Dès lors, si l’Afrique est et restera un partenaire privilégié de l’Europe sur la question énergétique, il faut garder à l’esprit les limites de cette approche. L’UE doit mobiliser des investissements responsables chez ses partenaires extérieurs, et favoriser leur transition verte autant que la sienne. Comme pour tous ses accords ayant une portée environnementale, il n’existe ni solution unique, ni pays parfaitement adapté pour devenir l’allié principal de Bruxelles. Il s’agit d’un jeu d’équilibre et de prospection, qui doit prendre en compte les effets à court comme à long terme des politiques environnementales. 

Conclusion

Dans une communication officielle de la Commission Européenne, publiée le 11 décembre 2019, Ursula von der Leyen commentait le Pacte Vert en ces termes : « C’est une stratégie pour la croissance qui redistribue plus qu’elle ne prend. Et nous voulons que les choses soient vraiment différentes. Nous voulons être les pionniers des industries respectueuses du climat, des technologies propres, de la finance verte. Mais nous devons aussi nous assurer que personne ne soit laissé derrière. »

Ces mots décrivent parfaitement tous les enjeux de l’application du Pacte Vert. Les 27 Etats-membres de l’Union font face à des défis environnementaux, économiques et sociaux très variés, mais tous ont accepté de travailler ensemble pour limiter les effets du réchauffement climatique.

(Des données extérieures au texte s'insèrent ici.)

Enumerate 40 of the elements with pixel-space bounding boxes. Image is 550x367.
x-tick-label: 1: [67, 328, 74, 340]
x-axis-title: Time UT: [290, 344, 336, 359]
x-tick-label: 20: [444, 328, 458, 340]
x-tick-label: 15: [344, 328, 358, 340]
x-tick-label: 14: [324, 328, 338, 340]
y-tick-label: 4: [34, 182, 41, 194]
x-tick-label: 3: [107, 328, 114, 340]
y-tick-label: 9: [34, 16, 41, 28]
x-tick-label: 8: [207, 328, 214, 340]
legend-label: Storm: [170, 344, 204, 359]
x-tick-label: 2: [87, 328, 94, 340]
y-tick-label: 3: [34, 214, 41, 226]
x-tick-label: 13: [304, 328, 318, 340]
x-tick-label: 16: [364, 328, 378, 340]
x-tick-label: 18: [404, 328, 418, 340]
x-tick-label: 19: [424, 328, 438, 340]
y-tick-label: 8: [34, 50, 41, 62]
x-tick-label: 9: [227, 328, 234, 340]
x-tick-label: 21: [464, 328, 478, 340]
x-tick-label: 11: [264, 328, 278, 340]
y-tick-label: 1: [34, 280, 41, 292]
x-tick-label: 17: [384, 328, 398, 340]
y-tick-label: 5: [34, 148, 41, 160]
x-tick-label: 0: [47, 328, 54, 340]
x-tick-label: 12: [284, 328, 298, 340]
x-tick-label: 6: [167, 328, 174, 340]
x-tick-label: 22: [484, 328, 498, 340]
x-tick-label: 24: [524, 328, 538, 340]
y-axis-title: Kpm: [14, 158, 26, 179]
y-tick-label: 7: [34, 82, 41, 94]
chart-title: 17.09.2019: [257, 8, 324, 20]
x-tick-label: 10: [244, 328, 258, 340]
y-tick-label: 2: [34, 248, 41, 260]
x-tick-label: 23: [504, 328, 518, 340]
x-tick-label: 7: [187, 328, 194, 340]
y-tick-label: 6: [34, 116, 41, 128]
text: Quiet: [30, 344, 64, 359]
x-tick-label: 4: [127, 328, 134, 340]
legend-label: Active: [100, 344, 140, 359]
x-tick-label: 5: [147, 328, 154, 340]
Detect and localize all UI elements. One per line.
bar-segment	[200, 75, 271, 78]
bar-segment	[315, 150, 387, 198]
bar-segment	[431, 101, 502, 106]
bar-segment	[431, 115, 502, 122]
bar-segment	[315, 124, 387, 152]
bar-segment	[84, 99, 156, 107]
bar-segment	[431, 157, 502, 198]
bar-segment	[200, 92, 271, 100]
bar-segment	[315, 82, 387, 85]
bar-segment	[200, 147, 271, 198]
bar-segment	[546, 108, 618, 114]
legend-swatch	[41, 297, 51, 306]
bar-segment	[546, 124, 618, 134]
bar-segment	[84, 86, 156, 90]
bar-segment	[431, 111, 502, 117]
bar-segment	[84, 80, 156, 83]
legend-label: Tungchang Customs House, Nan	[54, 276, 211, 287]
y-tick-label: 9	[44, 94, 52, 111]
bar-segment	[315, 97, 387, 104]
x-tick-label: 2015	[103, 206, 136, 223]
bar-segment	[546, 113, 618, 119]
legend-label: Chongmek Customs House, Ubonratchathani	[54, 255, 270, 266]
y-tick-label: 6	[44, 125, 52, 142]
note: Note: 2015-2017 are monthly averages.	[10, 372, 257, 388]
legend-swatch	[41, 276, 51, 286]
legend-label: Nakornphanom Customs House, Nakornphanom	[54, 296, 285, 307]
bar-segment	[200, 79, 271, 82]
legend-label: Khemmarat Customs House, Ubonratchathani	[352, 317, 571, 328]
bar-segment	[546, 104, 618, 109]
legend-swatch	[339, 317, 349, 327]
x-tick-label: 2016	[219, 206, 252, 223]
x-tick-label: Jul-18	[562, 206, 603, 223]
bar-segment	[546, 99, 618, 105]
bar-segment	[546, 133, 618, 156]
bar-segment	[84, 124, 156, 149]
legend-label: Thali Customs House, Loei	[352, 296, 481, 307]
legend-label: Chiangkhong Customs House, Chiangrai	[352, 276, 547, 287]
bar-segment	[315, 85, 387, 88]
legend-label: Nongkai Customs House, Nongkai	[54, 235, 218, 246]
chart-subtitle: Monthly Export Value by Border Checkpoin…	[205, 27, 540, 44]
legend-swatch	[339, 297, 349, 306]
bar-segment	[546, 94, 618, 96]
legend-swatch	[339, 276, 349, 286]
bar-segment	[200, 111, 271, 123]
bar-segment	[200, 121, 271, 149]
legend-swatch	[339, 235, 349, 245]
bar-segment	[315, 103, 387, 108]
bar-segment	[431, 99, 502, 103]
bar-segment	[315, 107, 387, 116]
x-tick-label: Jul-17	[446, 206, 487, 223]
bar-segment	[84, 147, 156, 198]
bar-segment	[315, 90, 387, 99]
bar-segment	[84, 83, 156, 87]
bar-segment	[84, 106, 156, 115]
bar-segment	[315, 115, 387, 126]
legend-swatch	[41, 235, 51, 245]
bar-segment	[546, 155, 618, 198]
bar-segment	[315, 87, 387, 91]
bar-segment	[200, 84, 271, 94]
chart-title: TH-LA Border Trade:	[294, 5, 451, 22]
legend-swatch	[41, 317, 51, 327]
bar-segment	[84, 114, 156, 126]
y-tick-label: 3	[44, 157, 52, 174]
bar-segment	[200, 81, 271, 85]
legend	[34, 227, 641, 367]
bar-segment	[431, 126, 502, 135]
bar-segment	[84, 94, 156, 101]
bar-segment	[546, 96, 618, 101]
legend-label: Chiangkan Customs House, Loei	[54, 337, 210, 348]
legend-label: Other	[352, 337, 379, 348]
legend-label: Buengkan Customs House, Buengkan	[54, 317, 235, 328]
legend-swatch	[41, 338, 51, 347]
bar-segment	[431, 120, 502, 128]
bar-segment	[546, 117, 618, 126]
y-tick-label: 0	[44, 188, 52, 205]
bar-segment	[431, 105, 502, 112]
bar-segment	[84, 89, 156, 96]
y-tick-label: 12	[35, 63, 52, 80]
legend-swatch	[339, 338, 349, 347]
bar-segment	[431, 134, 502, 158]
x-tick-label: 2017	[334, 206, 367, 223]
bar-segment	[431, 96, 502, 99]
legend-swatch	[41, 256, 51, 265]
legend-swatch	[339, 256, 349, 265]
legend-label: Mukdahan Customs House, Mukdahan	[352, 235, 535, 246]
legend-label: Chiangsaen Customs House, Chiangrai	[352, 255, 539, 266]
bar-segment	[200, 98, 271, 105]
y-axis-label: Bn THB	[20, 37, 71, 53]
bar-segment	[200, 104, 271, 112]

Les trois pays occupant tour à tour la présidence de l’UE, entre le 1er janvier 2022 et le 30 juin 2023, sont de bons exemples de cette variété de contraintes et de succès, qui se rejoignent néanmoins tous par la volonté commune d’atteindre la neutralité carbone en 2050.

Certains Etats rencontrent des difficultés, auxquelles ils devront faire face pour toute la durée de leur transition énergétique. La crise du COVID-19, ou encore celle ayant été accélérée par l’invasion russe de l’Ukraine, ont révélé des vulnérabilités plus profondes au sein de chaque membre de l’Union : dépendance énergétique, retard sur les énergies renouvelables, et autres difficultés socio-économiques sont autant de paramètres nationaux qui, mis ensemble, menacent la cohésion européenne en matière de climat. Sans coopération interne et mise en place d’outils compréhensifs (tels que le Green Deal Industrial Plan) capables d’engager des efforts communs, c’est tout le processus de développement durable qui se trouve remis en question.

En définitive, le Pacte Vert ne marchera que si l’UE parvient à faire face à ses défis, qu’ils soient de nature institutionnels, économiques, ou encore diplomatiques. Pour cela, elle devra renforcer la solidarité entre les pays, tout en garantissant ses liens avec ses partenaires extérieurs fiables. Comme tous les accomplissements précédemment atteints par l’UE, celui de la transition verte sera, avant toute autre chose, le fruit d’une volonté et d’efforts communs, fournis par des États unis dans un intérêt global de sauvegarde de l’environnement et de développement durable.